Wir betreten feuertrunken,
Himmlische, dein Heiligtum.
Por fin había alcanzado la Novena Sinfonía , causa de mi viaje anterior, aunque no ciertamente donde mi padre la hubiera situado. ¡Alegría! El más bello fulgor divino, hija del Elíseo. Ebrios de tu fuego penetramos, ¡oh Celestial!, en tu santuario… Todos los hombres serán hermanos donde se cierne tu vuelo suave. Las estrofas de Schiller me laceraban a sarcasmos. Eran la culminación de una ascensión de siglos durante la cual se había marchado sin cesar hacia la tolerancia, la bondad, el entendimiento de lo ajeno. La Novena Sinfonía era el tibio hojaldre de Montaigne, el azur de la Utopía, la esencia del Elzevir, la voz de Voltaire en el proceso Calas.
Ahora crecía, henchido de júbilo, el alie Menschen werden Brüder wo dein sanfter Flügel weilt, como la noche aquella en que perdí la fe en quienes mentían al hablar de sus principios, invocando textos cuyo sentido profundo estaba olvidado. Por pensar menos en la Danza Macabra que me envolvía cobré mentalidad de mercenario, dejándome arrastrar por mis compañeros de armas a sus tabernas y burdeles.

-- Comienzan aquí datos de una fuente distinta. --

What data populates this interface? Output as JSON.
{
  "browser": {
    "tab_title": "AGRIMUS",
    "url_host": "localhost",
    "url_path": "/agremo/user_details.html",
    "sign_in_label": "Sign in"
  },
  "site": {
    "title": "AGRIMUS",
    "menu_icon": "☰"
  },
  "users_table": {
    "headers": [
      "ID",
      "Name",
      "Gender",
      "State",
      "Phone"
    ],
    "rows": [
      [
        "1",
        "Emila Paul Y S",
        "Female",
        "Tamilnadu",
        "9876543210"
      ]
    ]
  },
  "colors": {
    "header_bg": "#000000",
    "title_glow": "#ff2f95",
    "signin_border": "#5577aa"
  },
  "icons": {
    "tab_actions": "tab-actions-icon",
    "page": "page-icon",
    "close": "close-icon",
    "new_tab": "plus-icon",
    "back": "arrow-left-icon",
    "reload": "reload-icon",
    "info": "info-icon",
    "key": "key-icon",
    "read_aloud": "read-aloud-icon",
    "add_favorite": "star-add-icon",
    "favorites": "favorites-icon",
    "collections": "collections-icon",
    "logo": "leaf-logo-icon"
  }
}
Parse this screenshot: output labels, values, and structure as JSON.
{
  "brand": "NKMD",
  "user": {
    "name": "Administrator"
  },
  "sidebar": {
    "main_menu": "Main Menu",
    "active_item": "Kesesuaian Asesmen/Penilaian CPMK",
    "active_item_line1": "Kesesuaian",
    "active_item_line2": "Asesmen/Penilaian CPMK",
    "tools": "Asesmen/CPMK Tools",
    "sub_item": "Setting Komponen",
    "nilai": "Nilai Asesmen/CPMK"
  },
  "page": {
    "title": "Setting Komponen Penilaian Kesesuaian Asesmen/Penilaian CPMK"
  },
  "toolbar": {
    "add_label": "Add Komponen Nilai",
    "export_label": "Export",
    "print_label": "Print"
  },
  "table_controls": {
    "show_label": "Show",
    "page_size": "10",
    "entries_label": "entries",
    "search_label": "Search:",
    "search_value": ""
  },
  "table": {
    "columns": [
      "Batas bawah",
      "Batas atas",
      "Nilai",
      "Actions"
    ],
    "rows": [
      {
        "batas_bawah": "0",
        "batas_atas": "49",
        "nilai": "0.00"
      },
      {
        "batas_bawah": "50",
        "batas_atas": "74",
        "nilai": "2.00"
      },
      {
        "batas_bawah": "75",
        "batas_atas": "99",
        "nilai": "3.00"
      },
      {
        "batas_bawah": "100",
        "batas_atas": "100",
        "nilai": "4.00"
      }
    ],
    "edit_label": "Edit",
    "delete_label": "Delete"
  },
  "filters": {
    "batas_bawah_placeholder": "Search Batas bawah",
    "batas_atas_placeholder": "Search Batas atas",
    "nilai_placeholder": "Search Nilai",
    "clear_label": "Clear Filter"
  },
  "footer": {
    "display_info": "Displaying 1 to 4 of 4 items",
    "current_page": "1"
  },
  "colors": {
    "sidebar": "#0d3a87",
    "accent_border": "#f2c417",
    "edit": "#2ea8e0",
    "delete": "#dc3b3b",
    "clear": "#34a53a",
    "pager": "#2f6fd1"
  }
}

Me di a beber como ellos, sumiéndome en una suerte de inconsciencia mantenida del lado de acá del traspié, que me permitió acabar la campaña sin entusiasmarme por palabras ni hechos. Nuestra victoria me dejaba vencido. No logró admirarme siquiera la noche pasada en la utilería del teatro de Bayreuth, bajo una wagneriana zoología de cisnes y caballos colgados del cielo raso, junto a un Fafner deslucido por la polilla, cuya cabeza parecía buscar amparo bajo mi camastro de invasor. Y fue un hombre sin esperanza quien regresó a la gran ciudad y entró en el primer bar para acorazarse de antemano contra todo propósito idealista. El hombre que trató de sentirse fuerte en el robo de la mujer ajena, para volver, en fin de cuentas, a la soledad del hecho no compartido. El hombre llamado Hombre que, la mañana anterior, aceptaba todavía la idea de estafar con instrumentos de rastro a quien hubiera puesto en él su confianza… Y me aburre, de pronto, esta Novena Sinfonía con sus promesas incumplidas, sus anhelos mesiánicos, subrayados por el feriante arsenal de la «música turca» que tan populacheramente se desata en el prestís simo final. No espero el maestoso Tochter aus Elysium! Freude schóner Gotterfunken del exordio. Corto la transmisión, preguntándome cómo he podido escuchar la partitura casi completa, con momentos de olvido de mí mismo, cuando las asociaciones de recuerdos no me absorbían demasiado. Mi mano busca un cohombro cuya frialdad parece salirle de tras de la piel; la otra sopesa el verdor de un ají que rompe el pulgar para bañarse del zumo que luego recoge la boca con deleite. Abro el armario de las plantas y saco un puñado de hojas secas, que aspiro largamente. En la chimenea late aún, en negro y rojo, como algo viviente, un último rescoldo. Me asomo a una ventana: los árboles más próximos se han perdido en la niebla. El ganso del traspatio desenvaina la cabeza de bajo el ala y entreabre el piso, sin acabar de despertarse. En la noche ha caído un fruto.